These days many show trucks are built so radical that when it is time to head to a show, they are loaded up on trailers and hauled between the garage and the showgrounds. When these trucks are not being towed down the highway or constantly cleaned at an event, they spend their down-time in garages under car covers. For enthusiasts who just want to earn trophies for their efforts and cannot bear the thought of rock chips and road rash, this is the only way to go. However, there are still a great number of custom truck enthusiasts out there who believe in hopping in their 'bagged and body-dropped fullsize or mini, sprayed with wild graphics, and driving it to the shows and on a daily basis. After all, nothing can beat the countless thumbs-up and nods of appreciation a show-truck owner receives while he or she cruises their prized possession from stoplight to stoplight on their daily commute. Sure, there are inherent risks involved, such as the possibility of fender benders, parking lot door dings, and rock chips from big rigs and road debris. But the thrill of hitting switches daily and watching jaws drop as the frame or body hits the pavement and begins the sparking process is well worth these annoyances.

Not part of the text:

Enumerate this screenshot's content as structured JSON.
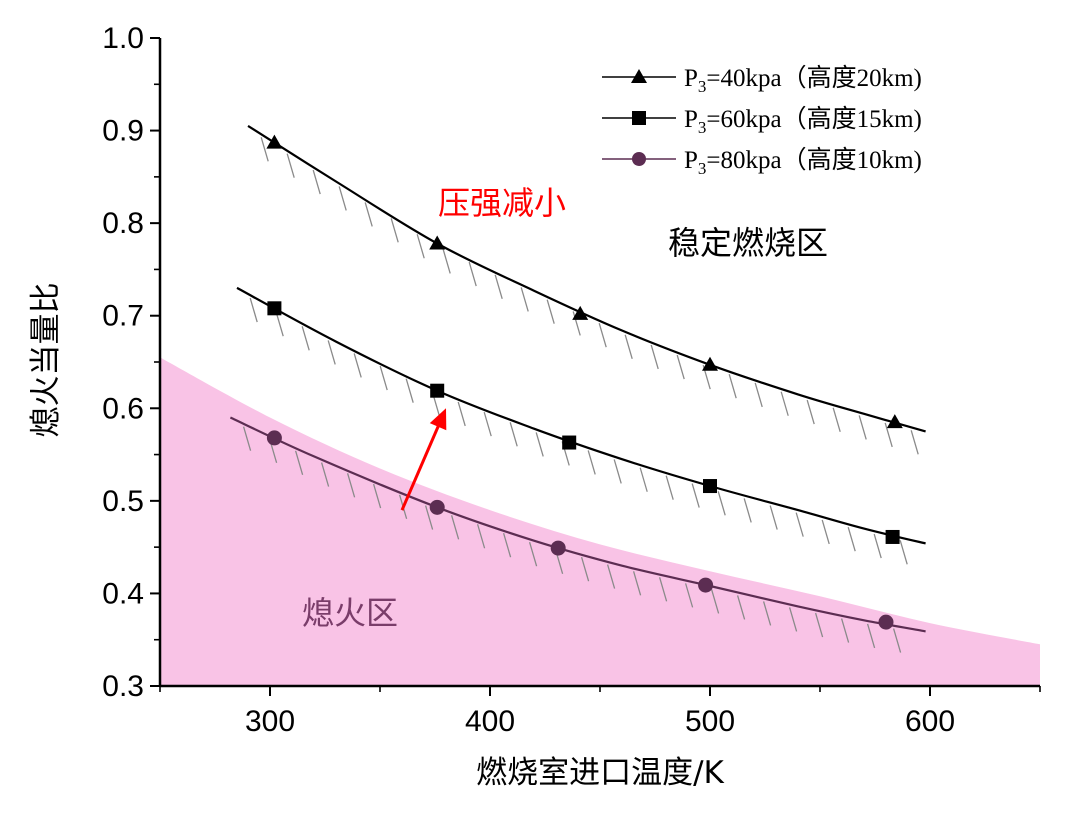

Alec Boring from Moultrie, Georgia, is a believer in building show vehicles that can be 'railed daily. He proves his point day in and day out by cranking over the ignition in his 'bagged and body-dropped '95 Chevy Tahoe and cruising it to school every morning. After spending the past two years building this rocker-crushing SUV and driving it daily through every stage of construction, Alec is ready to cruise this two-tone black and orange beast. He never hesitates to tap on the switches and let others know this sport utility was built to drag daily.

In order to get the underbelly of the Tahoe better acquainted with the Georgia ground floor, Hack Shack of North Carolina was contacted to equip the chassis with a complete airbag suspension system. The crew at Hack Shack built a custom tube chassis from the firewall back using 2x3-inch steel tubing, giving the Tahoe a stock floor body drop once the air springs were put into position. Up front, Firestone 2600 airbags and Belltech drop spindles were used to get the body and framerails hugging the asphalt. Moving to the rear, a custom triangulated four-link was used to increase suspension travel and improve ride characteristics, while Firestone 2600 airbags were put into place to put the roll pan closer to the tarmac. Plumbing the suspension was handled by 3/8-inch Air Ride Technologies Ride-Pro valves and 3/8-inch air lines feeding air supply to the Firestone 2600 air bellows. To ensure a snug fit of the 20x9.5-inch rear rims and rubber, a Chevy 12-bolt posi rearend was acquired and narrowed 7 inches to stuff up under the Tahoe. Fuel for the mild 350ci V-8 is drained from a 10-gallon Summit fuel cell. Setting off the drastic drop, Alec chose 20x8-inch front and 20x9.5-inch rear Eagle 221 billet wheels wrapped in P255/35ZR20 Kumho rubber. While this four-door people-hauler's stance is certainly impressive, it's real visual appeal lies in the numerous custom body modifications and trick two-tone paint scheme adorning the exterior.